Тетрадь взял новую, в клетку, сорок восемь листов, — такие он покупал ещё когда работал в конструкторском, сразу пачками, и они до сих пор лежали в нижнем ящике серванта, перетянутые ссохшейся резинкой. Резинка лопнула, когда он стянул её, и концы повисли, как ушки. Ручка была шариковая, синяя, с разжёванным колпачком, — он грыз пластик, когда думал, и Нина за тридцать лет совместной жизни так и не смогла его отучить. Очки он клал рядом с чашкой, потому что в очках чашку было плохо видно, а без очков — строчки.
Четырнадцатого марта Максиму исполнялось сорок.
«Сынок, поздравляю тебя с круглой датой», — вывел Пётр Аркадьевич и посмотрел на слово «датой». Вычеркнул. «Максим, вот тебе и сорок». Тоже никуда не годится: получается, будто он удивляется, будто это не он сорок лет назад стоял в роддоме и смотрел сквозь стекло на красный комок, который нёс его фамилию и его отчество. Оторвал лист, скомкал, кинул в ведро под раковиной, потом достал обратно, разгладил ладонью и заложил в тетрадь — бумагу было жалко.

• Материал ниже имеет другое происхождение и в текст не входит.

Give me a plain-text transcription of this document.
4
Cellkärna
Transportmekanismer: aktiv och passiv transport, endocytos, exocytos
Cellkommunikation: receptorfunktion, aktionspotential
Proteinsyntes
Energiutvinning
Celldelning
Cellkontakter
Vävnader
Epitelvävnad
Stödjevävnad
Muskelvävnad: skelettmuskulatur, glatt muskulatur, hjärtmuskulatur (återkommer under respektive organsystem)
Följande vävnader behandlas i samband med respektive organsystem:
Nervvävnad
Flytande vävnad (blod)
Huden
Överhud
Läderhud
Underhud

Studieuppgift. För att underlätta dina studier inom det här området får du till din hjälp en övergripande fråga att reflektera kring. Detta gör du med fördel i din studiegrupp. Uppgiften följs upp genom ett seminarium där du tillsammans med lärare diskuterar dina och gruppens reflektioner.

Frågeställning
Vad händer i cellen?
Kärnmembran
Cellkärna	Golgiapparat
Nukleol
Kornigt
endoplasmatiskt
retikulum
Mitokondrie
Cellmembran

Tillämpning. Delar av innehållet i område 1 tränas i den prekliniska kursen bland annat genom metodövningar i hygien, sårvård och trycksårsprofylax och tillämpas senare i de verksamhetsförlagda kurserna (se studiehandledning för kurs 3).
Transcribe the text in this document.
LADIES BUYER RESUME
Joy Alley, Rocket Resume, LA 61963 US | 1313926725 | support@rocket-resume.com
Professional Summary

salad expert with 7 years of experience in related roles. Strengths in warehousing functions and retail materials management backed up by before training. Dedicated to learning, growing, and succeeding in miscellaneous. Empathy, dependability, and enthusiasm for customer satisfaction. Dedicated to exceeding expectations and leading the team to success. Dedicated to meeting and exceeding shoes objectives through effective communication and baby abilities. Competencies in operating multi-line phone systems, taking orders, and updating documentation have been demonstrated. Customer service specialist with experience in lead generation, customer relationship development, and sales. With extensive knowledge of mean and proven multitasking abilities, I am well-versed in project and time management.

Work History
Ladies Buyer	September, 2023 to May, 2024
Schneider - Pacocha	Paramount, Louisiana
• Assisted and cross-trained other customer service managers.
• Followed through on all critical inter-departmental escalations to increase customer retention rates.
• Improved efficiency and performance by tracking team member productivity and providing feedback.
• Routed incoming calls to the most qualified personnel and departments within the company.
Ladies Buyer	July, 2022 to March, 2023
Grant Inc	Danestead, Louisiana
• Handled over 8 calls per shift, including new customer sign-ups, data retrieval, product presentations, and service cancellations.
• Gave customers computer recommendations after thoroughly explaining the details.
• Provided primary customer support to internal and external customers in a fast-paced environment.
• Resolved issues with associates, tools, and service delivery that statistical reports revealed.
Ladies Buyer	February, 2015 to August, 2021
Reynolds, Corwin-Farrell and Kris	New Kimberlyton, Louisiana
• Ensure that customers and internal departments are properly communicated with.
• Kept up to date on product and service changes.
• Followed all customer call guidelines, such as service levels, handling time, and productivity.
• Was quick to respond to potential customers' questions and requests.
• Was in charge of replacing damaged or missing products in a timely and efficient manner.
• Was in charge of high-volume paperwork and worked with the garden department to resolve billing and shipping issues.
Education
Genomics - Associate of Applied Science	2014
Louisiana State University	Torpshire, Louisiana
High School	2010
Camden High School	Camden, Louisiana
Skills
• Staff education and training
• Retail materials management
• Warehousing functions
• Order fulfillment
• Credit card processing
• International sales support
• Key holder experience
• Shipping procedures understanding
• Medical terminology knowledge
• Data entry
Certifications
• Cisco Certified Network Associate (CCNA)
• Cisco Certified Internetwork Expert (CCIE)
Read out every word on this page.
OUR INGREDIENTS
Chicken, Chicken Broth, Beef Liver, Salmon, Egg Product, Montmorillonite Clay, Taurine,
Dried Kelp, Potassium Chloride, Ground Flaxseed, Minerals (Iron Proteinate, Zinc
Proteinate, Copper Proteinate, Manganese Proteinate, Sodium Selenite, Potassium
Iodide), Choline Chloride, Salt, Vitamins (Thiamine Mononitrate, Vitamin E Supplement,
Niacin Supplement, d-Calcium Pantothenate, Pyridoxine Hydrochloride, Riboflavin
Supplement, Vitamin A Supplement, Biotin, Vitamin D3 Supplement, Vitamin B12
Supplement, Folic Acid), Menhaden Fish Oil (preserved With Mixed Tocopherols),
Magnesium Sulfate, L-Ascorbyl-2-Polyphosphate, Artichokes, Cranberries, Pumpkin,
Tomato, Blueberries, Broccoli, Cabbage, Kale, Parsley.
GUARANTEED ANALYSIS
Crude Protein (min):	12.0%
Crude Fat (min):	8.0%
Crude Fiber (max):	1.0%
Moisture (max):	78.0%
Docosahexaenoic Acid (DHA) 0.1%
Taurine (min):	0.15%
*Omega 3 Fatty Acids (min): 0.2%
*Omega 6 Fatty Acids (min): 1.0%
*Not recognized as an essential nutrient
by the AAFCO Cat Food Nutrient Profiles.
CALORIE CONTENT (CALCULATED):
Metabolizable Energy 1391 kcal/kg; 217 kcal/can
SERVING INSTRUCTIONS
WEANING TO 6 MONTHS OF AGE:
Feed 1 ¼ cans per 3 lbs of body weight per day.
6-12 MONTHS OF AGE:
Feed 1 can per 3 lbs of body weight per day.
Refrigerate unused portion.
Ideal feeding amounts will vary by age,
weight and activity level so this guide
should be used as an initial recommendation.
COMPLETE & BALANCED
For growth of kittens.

А написать он хотел про девяносто восьмой.
Про этот год он думал каждый раз, когда Максим звонил по воскресеньям, всегда около шести, и спрашивал про давление, про счётчики, про то, поменяли ли наконец стояки в подъезде. Каждый раз он хотел сказать: «Максим, я хочу сказать тебе…» — и каждый раз говорил: «Стояки поменяли в прошлом месяце, Ане передавай привет», и клал трубку, и шёл на кухню, и стоял у окна, и смотрел, как во дворе мальчишка в красной куртке катается на самокате.
В девяносто восьмом Максиму было двенадцать, и он третий год ходил в музыкальную школу на Чапаева по классу гитары, а вечерами репетировал с двумя такими же оболтусами в подвале дома напротив, и оттуда до одиннадцати ночи бухало так, что у соседки Клавдии Ивановны звенел сервиз в стенке. Клавдия Ивановна два раза поднималась и стучала в дверь — открывала Нина, разводила руками, говорила «мальчики, потише», и мальчики затихали на пять минут, а потом начинали снова.
Летом того года на заводе перестали платить вовсе, Нина слегла с давлением, за квартиру набежало на две пенсии, и Пётр Аркадьевич однажды пришёл из гаража, взял гитару за гриф, вынес на балкон и сказал, что хватит. Что музыкой хлеба не заработаешь. Что человеку нужна специальность в руках. И что если он ещё раз увидит эту балалайку в доме, она полетит с шестого этажа.
Гитара была не его. Она была Нинина — старая «Кремона» с трещиной у нижнего порожка, которую Максим в шестом классе заклеил лейкопластырем, потому что порожек болтался и струны гудели. Нина купила её в восемьдесят третьем, когда ещё думала, что выйдет из декрета и будет играть на вечерах самодеятельности, как в молодости, в заводском клубе. Но из декрета не вышла, и «Кремона» стояла за шкафом, пока Максиму не исполнилось девять и он не сказал: «Я хочу на гитару». Нина отдала без разговоров.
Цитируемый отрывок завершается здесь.